A powerful gust of wind roars through the beech trees and as I look up from my paperwork and out of the large bay windows I could see the surface of the lake being whipped up into a sea of white horses much to the delight of the 3 windsurfers. Their bright sails were billowing with the wind, causing them to race across the water, leaving a massive wake of white water behind them.
I returned to my paper, a study guide in preparation for my high altitude skydive training which would begin in earnest on Monday morning. Jumping from above 15,000 feet is commonplace in New Zealand, and this course will prepare me to become versed in the procedures I would need to know for this style of jumping.

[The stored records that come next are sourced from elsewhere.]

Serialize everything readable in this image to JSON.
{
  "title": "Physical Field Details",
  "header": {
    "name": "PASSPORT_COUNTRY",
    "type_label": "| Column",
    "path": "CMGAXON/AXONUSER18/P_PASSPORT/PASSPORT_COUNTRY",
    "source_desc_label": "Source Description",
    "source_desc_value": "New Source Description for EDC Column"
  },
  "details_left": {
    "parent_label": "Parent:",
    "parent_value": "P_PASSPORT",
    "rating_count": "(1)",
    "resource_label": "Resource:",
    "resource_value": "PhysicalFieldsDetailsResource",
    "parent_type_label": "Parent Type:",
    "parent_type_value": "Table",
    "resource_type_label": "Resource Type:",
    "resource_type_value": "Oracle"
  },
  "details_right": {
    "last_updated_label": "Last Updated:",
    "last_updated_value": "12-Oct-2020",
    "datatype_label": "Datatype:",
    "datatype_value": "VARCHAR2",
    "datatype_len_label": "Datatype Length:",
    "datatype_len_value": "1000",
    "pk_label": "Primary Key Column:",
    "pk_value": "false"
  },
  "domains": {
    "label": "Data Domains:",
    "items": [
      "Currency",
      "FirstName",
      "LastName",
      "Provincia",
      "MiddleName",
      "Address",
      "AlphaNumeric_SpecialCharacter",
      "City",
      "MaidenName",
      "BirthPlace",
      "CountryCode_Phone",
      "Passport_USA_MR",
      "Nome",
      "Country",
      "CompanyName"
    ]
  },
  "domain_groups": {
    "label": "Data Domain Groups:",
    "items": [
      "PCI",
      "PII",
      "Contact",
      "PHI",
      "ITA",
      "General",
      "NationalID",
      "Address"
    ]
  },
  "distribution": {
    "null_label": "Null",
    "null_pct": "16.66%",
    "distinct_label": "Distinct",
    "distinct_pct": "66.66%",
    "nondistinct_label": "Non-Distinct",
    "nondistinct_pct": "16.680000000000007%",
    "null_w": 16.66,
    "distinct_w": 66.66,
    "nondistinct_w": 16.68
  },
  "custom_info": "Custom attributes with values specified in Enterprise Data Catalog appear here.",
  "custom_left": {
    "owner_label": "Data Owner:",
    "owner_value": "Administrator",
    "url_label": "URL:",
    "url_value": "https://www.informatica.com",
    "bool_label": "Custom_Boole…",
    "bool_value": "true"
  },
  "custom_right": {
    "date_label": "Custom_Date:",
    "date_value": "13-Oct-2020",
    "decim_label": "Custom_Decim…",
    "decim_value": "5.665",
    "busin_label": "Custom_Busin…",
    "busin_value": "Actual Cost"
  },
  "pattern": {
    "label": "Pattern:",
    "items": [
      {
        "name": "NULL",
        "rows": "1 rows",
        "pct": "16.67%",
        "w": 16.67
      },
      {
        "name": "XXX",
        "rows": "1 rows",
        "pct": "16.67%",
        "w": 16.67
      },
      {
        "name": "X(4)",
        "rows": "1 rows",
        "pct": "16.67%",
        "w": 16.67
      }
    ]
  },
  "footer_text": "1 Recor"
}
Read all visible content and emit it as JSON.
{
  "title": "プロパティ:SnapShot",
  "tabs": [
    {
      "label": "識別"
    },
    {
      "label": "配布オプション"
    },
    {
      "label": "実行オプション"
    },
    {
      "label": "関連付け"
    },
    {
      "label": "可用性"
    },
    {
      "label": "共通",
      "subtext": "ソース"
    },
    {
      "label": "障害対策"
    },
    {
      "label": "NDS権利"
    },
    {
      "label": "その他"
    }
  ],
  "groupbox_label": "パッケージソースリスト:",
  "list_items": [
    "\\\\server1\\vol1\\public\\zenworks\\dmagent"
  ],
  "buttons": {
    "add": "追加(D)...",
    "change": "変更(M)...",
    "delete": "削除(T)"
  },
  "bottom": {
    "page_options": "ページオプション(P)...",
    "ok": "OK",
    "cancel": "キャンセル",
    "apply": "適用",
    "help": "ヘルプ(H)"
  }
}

I had arrived in New Zealand a week or so previously, having spent the summer season of 2012 working for Alex at the Dive Shop in London. I feel that during my first two years in diving, I achieved so much, but I was missing skydiving. Also, New Zealand had been on my radar for a long time, and I had always known it was the Mecca for extreme sports. It only seemed right then to dust off my old logbook and licence and apply for a working holiday visa. Fortunately, I had found work with a lovely dropzone called Skydive Lake Wanaka, on the South Island.
I drained the dregs of my beer, and as I got up to fetch another from the fridge in the kitchen, I looked at the other travellers who were seated in the common room of the hostel. In stark contrast to the hostels in the big cities of which I had been previously frequenting, hiking boots and khakis were the order of the day here. The faces fresh and windswept, and clothing an earthy coloured range of cargo pants and gore-tex soft shells. Large scale ordnance maps of glacial valleys and mountain ranges sat spread across the tables, and a soft murmur of voices could be heard planning the next day’s hike.

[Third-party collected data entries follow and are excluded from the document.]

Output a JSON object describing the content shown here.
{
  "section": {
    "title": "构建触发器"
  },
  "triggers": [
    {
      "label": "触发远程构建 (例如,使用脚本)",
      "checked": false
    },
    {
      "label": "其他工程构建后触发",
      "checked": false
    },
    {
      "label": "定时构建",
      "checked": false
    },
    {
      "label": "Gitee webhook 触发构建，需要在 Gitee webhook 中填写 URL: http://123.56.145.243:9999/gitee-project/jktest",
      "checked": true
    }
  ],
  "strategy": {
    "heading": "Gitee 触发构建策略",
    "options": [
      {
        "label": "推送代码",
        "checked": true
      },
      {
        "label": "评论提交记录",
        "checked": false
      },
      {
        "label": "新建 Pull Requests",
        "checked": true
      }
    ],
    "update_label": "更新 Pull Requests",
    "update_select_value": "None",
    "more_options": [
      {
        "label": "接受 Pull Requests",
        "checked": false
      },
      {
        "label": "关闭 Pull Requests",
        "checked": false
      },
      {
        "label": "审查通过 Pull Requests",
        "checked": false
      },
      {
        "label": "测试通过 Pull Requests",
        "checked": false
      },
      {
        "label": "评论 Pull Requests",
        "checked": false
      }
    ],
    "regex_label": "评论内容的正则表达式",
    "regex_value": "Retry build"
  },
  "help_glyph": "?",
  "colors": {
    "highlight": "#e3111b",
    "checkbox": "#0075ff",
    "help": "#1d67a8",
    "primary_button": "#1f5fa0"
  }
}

The next morning I woke to find the surrounding mountains now covered in a brilliant white, fresh coating of powder snow across their peaks. The storm had abated, and the mirror surface of lake Wanaka reflected perfectly the majesty of the mountains of Mount Aspiring national park. I started my cheap, rusty car, and made the 10-minute drive to the base of Mount Iron which has a 4.5km looped track which rises over 200 metres and ends up back at the car park again. My resolution during my time here was to run the loop several times a week and time myself to improve fitness. My time that day was just over 40 minutes, half the time the signpost in the car park says is the expected completion time so I felt good. Even the car park sits over 1000 feet above sea level, and during the ascent, my heart beats so hard I can feel my pulse up my neck and into the side of my face.
I have been on the South Island for 4 days now, after been rather unimpressed with staying in Auckland. Although a lovely city, the 1.5 million inhabitants reminded me too much of hectic London life and I was only too happy to cut my stay short and fly down to Queenstown. Although I must admit the museum was fascinating, and the surrounding countryside and beaches west of the city were out of this world. I didn’t realise the colour green came in so many shades and the huge fern leaves and palm trees of the sub-tropical forest lining the road felt a million miles from the rolling countryside of England.
A 1.5-hour beautiful flight later over the Southern Alps to Queenstown and I started to feel better about my new home. Driving over the Crown Range to the small alpine town of Wanaka, I truly feel excited about the future.